Missing middle housing types include duplexes, quadplexes, cottage courts and town homes (Source: MissingMiddleHousing.com)

Gaining community support for a broad increase in missing middle housing means developers and architects need to be able to discuss this kind of housing with government officials and others more effectively.

“It gets the conversation about housing choice away from those very loaded terms that we like to use as planners and architects and even builders, of ‘density,’” Parolek says. Communities ought to be able to change the conversation to focus on the form and scale of the buildings rather than the density, he says.

“It shouldn’t matter if this beautiful two story C-shaped apartment building has four two-bedroom or eight one-bedroom apartments in it,” he says, showing an image of an existing apartment court being redeveloped.

Changing demographics will demand changes in the way missing middle housing is approached, Parolek says.

“Over the course of the last 20 years, there has been a dramatic shift in household demographics and every time we present these it shocks me a little bit,” he says. “This idea of this 1950s nuclear family that so many communities and the development community created in in these planning documents and have still latched onto, really doesn’t exist. There’s very, very little of it and it’s becoming a smaller and much smaller percentage of the population.”

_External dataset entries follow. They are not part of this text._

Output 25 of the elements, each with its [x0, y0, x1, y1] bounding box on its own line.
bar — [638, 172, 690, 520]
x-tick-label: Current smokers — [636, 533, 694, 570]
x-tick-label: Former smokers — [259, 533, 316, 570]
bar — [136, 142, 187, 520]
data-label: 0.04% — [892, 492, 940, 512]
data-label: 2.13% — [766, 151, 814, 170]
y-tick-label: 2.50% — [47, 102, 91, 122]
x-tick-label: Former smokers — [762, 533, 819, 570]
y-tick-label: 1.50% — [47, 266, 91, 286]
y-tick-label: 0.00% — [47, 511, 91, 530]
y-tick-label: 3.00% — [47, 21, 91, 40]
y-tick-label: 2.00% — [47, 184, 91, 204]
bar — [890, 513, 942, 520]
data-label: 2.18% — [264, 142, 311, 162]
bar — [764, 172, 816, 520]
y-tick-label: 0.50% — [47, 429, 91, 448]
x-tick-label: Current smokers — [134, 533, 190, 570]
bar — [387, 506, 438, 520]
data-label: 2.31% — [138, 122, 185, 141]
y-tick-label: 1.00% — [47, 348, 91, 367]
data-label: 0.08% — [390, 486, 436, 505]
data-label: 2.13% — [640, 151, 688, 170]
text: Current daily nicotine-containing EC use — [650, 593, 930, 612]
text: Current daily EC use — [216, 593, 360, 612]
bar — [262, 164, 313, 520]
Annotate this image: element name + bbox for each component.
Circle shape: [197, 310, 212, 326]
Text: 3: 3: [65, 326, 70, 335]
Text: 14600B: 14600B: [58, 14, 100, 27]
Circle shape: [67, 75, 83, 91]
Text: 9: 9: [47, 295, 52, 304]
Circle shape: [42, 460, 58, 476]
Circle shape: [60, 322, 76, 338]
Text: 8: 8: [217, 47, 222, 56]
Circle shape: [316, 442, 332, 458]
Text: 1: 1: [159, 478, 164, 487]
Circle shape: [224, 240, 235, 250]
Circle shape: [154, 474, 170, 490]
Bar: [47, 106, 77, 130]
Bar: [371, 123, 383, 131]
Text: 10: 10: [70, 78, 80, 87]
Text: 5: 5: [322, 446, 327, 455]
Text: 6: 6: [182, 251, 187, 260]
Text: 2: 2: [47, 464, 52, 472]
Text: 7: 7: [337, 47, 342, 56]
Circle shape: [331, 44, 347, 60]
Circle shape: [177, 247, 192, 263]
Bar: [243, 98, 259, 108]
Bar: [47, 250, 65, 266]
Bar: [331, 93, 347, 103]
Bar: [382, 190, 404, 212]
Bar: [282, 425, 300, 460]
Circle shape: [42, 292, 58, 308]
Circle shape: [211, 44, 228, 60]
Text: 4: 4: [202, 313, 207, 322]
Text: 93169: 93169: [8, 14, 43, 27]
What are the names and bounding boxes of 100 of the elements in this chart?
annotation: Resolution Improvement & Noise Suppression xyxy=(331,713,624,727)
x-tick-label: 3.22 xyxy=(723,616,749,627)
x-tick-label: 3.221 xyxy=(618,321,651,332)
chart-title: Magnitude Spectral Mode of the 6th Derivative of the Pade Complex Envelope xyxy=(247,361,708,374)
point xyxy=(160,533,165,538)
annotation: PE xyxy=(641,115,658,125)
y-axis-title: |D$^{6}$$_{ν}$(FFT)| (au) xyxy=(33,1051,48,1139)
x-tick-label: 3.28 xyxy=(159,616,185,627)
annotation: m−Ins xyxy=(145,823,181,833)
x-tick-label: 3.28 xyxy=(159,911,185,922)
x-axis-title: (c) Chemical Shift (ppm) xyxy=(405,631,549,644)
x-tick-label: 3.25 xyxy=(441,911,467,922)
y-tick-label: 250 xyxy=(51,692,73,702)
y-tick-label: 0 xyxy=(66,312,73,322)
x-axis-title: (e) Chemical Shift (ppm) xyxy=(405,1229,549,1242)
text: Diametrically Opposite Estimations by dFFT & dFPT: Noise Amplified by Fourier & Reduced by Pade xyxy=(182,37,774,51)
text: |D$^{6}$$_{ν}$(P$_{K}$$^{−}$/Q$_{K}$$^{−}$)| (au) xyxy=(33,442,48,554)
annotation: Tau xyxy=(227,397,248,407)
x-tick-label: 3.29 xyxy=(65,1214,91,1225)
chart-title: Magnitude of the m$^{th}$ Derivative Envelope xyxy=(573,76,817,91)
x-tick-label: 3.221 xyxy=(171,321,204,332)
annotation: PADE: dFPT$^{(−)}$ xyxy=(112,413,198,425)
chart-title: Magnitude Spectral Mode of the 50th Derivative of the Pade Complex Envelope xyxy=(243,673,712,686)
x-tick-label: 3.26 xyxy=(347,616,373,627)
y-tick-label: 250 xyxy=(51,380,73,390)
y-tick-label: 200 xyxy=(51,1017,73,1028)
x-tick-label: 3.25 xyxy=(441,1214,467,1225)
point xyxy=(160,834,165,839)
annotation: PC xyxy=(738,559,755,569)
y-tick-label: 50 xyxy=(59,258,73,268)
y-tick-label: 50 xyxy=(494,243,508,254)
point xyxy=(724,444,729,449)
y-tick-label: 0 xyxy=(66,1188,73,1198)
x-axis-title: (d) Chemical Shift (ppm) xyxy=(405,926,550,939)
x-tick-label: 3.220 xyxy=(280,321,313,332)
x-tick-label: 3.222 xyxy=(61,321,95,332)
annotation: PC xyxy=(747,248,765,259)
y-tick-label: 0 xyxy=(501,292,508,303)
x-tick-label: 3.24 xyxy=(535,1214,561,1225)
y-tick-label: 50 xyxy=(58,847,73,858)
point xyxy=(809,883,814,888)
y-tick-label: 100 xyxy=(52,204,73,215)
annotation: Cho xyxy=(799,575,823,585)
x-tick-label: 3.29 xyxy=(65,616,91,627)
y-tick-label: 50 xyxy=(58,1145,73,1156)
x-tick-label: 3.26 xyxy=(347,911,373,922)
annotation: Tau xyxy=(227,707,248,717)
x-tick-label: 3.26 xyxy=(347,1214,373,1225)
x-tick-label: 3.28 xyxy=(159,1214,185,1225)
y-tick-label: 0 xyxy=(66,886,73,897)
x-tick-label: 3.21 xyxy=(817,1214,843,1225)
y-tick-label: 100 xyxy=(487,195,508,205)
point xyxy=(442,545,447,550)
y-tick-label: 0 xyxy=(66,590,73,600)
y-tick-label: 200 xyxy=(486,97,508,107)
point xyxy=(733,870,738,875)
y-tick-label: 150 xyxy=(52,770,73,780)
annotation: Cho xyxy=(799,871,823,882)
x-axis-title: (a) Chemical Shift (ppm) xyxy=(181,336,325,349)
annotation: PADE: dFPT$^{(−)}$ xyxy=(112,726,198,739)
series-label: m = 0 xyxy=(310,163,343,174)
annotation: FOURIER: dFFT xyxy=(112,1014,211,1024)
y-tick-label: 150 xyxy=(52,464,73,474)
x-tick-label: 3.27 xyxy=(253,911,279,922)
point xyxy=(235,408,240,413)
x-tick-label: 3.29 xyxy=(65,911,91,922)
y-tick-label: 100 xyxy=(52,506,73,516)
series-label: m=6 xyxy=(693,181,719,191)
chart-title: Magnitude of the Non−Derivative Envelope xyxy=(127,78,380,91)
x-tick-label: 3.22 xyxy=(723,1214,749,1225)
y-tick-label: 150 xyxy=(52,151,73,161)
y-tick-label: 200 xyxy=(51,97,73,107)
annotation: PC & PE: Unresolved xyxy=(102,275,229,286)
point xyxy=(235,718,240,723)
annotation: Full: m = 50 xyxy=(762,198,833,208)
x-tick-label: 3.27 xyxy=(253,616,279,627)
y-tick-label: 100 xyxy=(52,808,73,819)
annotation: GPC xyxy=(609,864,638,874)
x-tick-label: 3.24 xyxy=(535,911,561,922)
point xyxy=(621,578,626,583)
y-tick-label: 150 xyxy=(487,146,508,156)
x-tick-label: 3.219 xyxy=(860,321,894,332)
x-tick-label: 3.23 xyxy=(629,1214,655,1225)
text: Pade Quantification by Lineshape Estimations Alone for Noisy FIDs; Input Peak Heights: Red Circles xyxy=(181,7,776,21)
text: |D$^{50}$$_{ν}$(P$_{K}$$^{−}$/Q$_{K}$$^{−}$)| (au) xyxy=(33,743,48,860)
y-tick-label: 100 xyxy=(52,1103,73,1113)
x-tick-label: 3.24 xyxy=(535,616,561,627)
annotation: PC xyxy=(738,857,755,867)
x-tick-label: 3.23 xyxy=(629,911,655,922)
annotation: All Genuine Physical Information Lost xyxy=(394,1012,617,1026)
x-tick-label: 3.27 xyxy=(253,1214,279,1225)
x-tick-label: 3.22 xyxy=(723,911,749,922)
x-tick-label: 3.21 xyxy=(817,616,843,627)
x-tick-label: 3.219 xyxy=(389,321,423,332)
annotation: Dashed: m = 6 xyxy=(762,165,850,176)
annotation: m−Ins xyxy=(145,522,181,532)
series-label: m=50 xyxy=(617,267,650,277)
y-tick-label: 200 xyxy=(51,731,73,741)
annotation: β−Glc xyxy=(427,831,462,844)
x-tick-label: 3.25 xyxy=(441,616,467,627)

Thirty percent of the households in most markets are single-person households, Parolek says. “This market’s not being met in almost any city across the country,” he says.

By 2025, according to census data, 75-85% of households will not have children, he says. And by 2030, one in five Americans will be over 65.

“So once again this conversation that a lot of communities are having is that we need to be building housing for families, yeah, that’s important, but we need to acknowledge the fact that only 25 percent of the households actually have children so we need to serve that other 75 percent of the population as well,” he says.

Parolek showed an audience of about 100 planners, developers, and other real estate industry professionals examples of multifamily redevelopments of existing duplex or quadplex structures that fit into the existing streetscape of what appear to be single-family residential neighborhoods, and encouraged the audience to work more effectively with government officials to develop zoning that would permit sensible approaches that preserve the building footprint while enabling properties to accommodate more flexible living arrangements inside.

“Well-designed ‘Missing Middle’ buildings unify the walkable streetscape as they greatly diversify the choices available for households of different age, size, and income,” says Ellen Dunham-Jones, professor at the Georgia Institute of Technology, on MissingMiddleHousing.com, a website Parolek has established to promote Missing Middle Housing. Dunham-Jones is co-author of Retrofitting Suburbia: Urban Design Solutions for Redesigning Suburbs. “Smaller households tend to eat out more, helping our neighborhood attract wonderful restaurants. Diverse households keep diverse hours meaning we have more people out walking our streets at more varied hours—keeping them safer,” she says.

These approaches to housing development face other challenges in Philadelphia, according to Kevin C. Gillen, Ph.D., senior research fellow at the Lindy Institute for Urban Innovation at Drexel University, who appeared on the panel following Parolek’s presentation.

“Philadelphia is unique among cities and that we have the highest poverty rate of any large city in the country but also among the highest construction costs of any city in the country,” Gillen tells GlobeSt.com. “We have a very high cost of building housing, and it’s for a low-income population that can’t afford to cover the high costs of development, and so that’s a big gap to traverse.”

Philadelphia Mayor Jim Kenney is trying to reduce building costs by streamlining the permitting process, Gillen says, but he notes that “hard costs” for things like lumber and steel are probably rising even higher because of Trump Administration tariffs on Chinese steel and Canadian lumber.